Тополь даже остановился. Потом расхохотался:

— А я-то думал, что вы тут все знаете, везде вникаете, артефакты распиливаете, аномалии измеряете, мутантов пачками ловите и режете!..

— Я вот так же думал, когда сюда просился. Вообразил себе, что недостатка в материале не будет. Но…

— Воруют, — завершил его мысль сталкер.

— Воруют. И к нам, на передний край, только ощипанные куски приходят.

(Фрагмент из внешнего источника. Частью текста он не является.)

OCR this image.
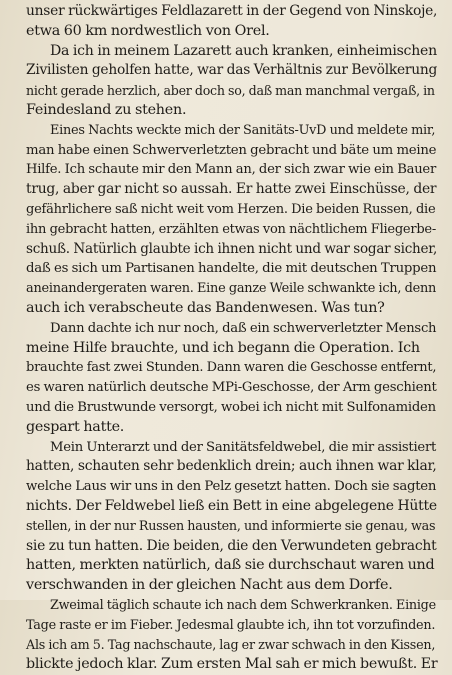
unser rückwärtiges Feldlazarett in der Gegend von Ninskoje,
etwa 60 km nordwestlich von Orel.
Da ich in meinem Lazarett auch kranken, einheimischen
Zivilisten geholfen hatte, war das Verhältnis zur Bevölkerung
nicht gerade herzlich, aber doch so, daß man manchmal vergaß, in
Feindesland zu stehen.
Eines Nachts weckte mich der Sanitäts-UvD und meldete mir,
man habe einen Schwerverletzten gebracht und bäte um meine
Hilfe. Ich schaute mir den Mann an, der sich zwar wie ein Bauer
trug, aber gar nicht so aussah. Er hatte zwei Einschüsse, der
gefährlichere saß nicht weit vom Herzen. Die beiden Russen, die
ihn gebracht hatten, erzählten etwas von nächtlichem Fliegerbe-
schuß. Natürlich glaubte ich ihnen nicht und war sogar sicher,
daß es sich um Partisanen handelte, die mit deutschen Truppen
aneinandergeraten waren. Eine ganze Weile schwankte ich, denn
auch ich verabscheute das Bandenwesen. Was tun?
Dann dachte ich nur noch, daß ein schwerverletzter Mensch
meine Hilfe brauchte, und ich begann die Operation. Ich
brauchte fast zwei Stunden. Dann waren die Geschosse entfernt,
es waren natürlich deutsche MPi-Geschosse, der Arm geschient
und die Brustwunde versorgt, wobei ich nicht mit Sulfonamiden
gespart hatte.
Mein Unterarzt und der Sanitätsfeldwebel, die mir assistiert
hatten, schauten sehr bedenklich drein; auch ihnen war klar,
welche Laus wir uns in den Pelz gesetzt hatten. Doch sie sagten
nichts. Der Feldwebel ließ ein Bett in eine abgelegene Hütte
stellen, in der nur Russen hausten, und informierte sie genau, was
sie zu tun hatten. Die beiden, die den Verwundeten gebracht
hatten, merkten natürlich, daß sie durchschaut waren und
verschwanden in der gleichen Nacht aus dem Dorfe.
Zweimal täglich schaute ich nach dem Schwerkranken. Einige
Tage raste er im Fieber. Jedesmal glaubte ich, ihn tot vorzufinden.
Als ich am 5. Tag nachschaute, lag er zwar schwach in den Kissen,
blickte jedoch klar. Zum ersten Mal sah er mich bewußt. Er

Иногда, перед очередными выборами, куски пожирнее перепадают, обещания щедро раздаются — и про финансирование, и про прочее, и даже Евросоюз хотят подключить для изучения Зоны…

— Брехня, — махнул рукой Тополь, — знакомое дело — перед выборами. А ты хоть, например, карлика живого видел?

— Живого не видел, — честно сказал Митин, — но однажды нас железками закидали на свалке. Проводник сказал, что это как раз карлики и были.

— А я вот видел и даже по их милости сюда попал. Желтые такие, пузатые, голые почти все… И как только природа таких нарожала.

— Думаю, это не природа.

— Зона?

— И не Зона. То есть, конечно же, и Зона, и природа. Но сначала были люди. Зона дала возможность этим уродцам выживать, в прочих условиях они погибли бы.

— Это правда были эксперименты по чтению мыслей?

— Опять же, сов секретно. Но похоже на то. Иногда предполагают, что это самоселы, попавшие под первые Выбросы. Только частенько все на самоселов и бывший персонал валят: и снорков, и контролеров, и карликов, и бюреров… Мутация во всех этих случаях разная и вывела на совершенно различные ветки эволюции. Трудно сказать, может, природа таким образом пытается прощупать ход дальнейшего развития человека, а может, это просто неуправляемые сбои в генах. Результат губительного вмешательства человека.

— Да вот поймать бы вам живого контролера — и допросить.

— И кто же нам его поймает, интересно? — усмехнулся Митин, — И еще за сто баксов из месячного бюджета. Сахаров, правда, имеет мысли на этот счет, он даже начинал работать над устройством против пси-излучения. Даже, кажется опытные образцы добровольцам раздавал.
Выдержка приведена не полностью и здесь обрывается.